Il Brasile si sveglia, l’Italia ringrazia la Nuova Zelanda


Il Brasile stavolta parte in sordina ma vince comunque. Il 2-1 finale contro la Corea del Nord è stato frutto di una gara sofferta e sbloccata solo nella seconda frazione di gioco. Nel primo tempo i verdeoro non hanno impensierito gli asiatici che contro ogni aspettativa hanno giocato un buon calcio, semplice e ordinato: contro una corazzata così il tecnico coreano Kim Jong Hun ha schierato una diga davanti alla difesa che ha retto fino all’inizio della ripresa. Al 55′ la prodezza del terzino interista Maicon dalla linea di fondo, infatti, ha spianato la strada e risolto parte dei problemi del discusso ct Carlos Dunga.

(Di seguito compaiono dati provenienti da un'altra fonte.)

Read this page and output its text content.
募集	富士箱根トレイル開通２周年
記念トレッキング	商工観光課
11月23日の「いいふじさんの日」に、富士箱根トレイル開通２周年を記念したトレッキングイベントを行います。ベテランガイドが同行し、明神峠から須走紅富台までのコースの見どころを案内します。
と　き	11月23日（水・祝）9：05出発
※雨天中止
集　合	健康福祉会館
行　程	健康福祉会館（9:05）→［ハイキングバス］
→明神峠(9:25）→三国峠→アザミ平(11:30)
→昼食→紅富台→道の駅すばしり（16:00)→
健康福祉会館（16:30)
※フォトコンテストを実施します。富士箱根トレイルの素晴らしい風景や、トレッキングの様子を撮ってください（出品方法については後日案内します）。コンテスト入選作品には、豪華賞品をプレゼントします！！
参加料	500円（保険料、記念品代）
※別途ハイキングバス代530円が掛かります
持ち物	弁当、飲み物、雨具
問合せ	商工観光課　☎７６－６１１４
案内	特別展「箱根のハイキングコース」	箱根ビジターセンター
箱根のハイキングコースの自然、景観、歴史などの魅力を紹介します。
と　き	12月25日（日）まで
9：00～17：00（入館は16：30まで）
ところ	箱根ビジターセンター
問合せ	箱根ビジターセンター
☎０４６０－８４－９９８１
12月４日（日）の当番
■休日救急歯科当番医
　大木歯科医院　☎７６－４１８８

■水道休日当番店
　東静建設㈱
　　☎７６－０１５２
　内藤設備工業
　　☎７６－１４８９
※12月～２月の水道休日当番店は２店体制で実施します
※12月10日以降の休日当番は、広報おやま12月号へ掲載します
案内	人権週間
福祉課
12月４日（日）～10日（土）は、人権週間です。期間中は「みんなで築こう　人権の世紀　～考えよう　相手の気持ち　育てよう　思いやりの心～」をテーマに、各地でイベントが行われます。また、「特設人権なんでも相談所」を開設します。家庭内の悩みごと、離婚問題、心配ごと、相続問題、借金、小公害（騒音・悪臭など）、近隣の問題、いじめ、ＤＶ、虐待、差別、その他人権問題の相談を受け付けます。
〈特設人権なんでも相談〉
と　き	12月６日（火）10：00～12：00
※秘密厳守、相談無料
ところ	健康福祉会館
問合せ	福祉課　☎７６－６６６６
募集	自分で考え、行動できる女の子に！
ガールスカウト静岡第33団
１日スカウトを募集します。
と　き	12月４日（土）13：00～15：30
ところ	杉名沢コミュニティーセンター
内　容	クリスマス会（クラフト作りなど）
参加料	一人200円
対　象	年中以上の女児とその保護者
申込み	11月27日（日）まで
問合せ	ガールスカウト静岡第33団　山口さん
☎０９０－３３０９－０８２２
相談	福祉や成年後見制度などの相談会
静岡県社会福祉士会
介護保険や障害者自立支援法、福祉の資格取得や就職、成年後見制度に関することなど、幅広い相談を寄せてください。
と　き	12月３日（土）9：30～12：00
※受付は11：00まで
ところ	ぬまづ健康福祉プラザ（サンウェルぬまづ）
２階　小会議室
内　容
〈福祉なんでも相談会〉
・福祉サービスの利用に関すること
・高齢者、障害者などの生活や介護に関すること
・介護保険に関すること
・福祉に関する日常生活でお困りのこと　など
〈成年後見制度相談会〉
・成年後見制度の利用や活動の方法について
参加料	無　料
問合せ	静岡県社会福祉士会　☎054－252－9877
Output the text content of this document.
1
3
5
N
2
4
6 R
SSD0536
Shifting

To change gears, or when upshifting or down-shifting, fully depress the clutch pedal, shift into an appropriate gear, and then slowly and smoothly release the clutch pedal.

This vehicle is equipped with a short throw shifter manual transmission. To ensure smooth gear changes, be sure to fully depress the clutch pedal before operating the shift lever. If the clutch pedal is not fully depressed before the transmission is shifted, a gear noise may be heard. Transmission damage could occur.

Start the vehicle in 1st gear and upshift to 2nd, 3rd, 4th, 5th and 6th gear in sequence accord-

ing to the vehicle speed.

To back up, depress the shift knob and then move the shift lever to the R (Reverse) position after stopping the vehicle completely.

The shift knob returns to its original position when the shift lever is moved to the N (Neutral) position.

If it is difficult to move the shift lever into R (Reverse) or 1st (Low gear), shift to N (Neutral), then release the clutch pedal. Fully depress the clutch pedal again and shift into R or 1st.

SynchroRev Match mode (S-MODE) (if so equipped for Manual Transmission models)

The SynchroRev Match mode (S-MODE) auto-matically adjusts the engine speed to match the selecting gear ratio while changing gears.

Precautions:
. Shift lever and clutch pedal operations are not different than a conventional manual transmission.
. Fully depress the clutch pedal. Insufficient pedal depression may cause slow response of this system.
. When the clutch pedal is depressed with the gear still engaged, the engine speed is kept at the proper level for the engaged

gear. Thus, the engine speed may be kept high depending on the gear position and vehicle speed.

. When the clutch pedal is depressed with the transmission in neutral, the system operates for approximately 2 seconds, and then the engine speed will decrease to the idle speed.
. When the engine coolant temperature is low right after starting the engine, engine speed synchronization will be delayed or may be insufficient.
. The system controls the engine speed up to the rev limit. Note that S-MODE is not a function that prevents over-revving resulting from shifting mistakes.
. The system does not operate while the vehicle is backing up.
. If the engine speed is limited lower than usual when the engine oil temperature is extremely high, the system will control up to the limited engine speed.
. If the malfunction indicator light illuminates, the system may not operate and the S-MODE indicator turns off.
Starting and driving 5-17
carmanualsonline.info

Con Kakà e Luis Fabiano fuori condizione, il Brasile ha creato poco gioco in avanti, ha dato poco spettacolo e a volte è sembrato anche un po’ in sofferenza. Il raddoppio è arrivato al 72′: Robinho ed Elano si sono ricordati della fama che precede i loro nomi e hanno confezionato il raddoppio: lancio chirurgico e diagonale a incrociare. Risultato in cassaforte? No, affatto. Ji Yun Nam al 44′ ha risvegliato il timore nei volti brasiliani, trafiggendo Julio Cesar dopo due dribbling in area e realizzando una rete storica a 44 anni dall’ultima qualificazione al Mondiale.
 
Nel girone G adesso comandano i brasiliani, grazie al pareggio che il Portogallo di Carlos Quieroz che ha raccolto solo un pareggio a reti inviolate contro la Costa d’Avorio nella partita del pomeriggio.
 
Il brivido più grande è arrivato dopo 11′ con un palo colto da Cristiano Ronaldo con una conclusione da fuori area. Importante anche il rientro di Drogba: Eriksson lo mette in campo nell’ultimo quarto d’ora del match più: l’ingresso dell’attaccante del Chelsea è servito più a dare morale alla squadra che sul piano del gioco.
 
Non lo ammetterà mai, ma il pareggio al 93′ della Nuova Zelanda contro la Slovacchia ha fatto tirare un lunghissimo sospiro di sollievo al tecnico della nazionale italiana Marcello Lippi quando tutto già sembrava scritto. Abbiamo esultato in Italia proprio come i neozelandesi per il gol di Winston Reid che adesso tiene aperte tutte le possibilità nel girone F.
 
Ai punti avrebbe vinto la Slovacchia di Hamsik, Skrtel e Vittek che ha tenuto il pallino del gioco per quasi tutto il match. Tante occasioni per segnare ma tutte sprecate per l’attacco slovacco. Neanche le imbarazzanti uscite o i deboli rinvii del portiere neozelandese Paston sono riusciti a dare lo spunto giusto per il vantaggio alla squadra di Marek Hamsik: proprio il centrocampista del Napoli, chiave del gioco della sua nazionale, è sembrato non riuscire a dettare i ritmi giusti.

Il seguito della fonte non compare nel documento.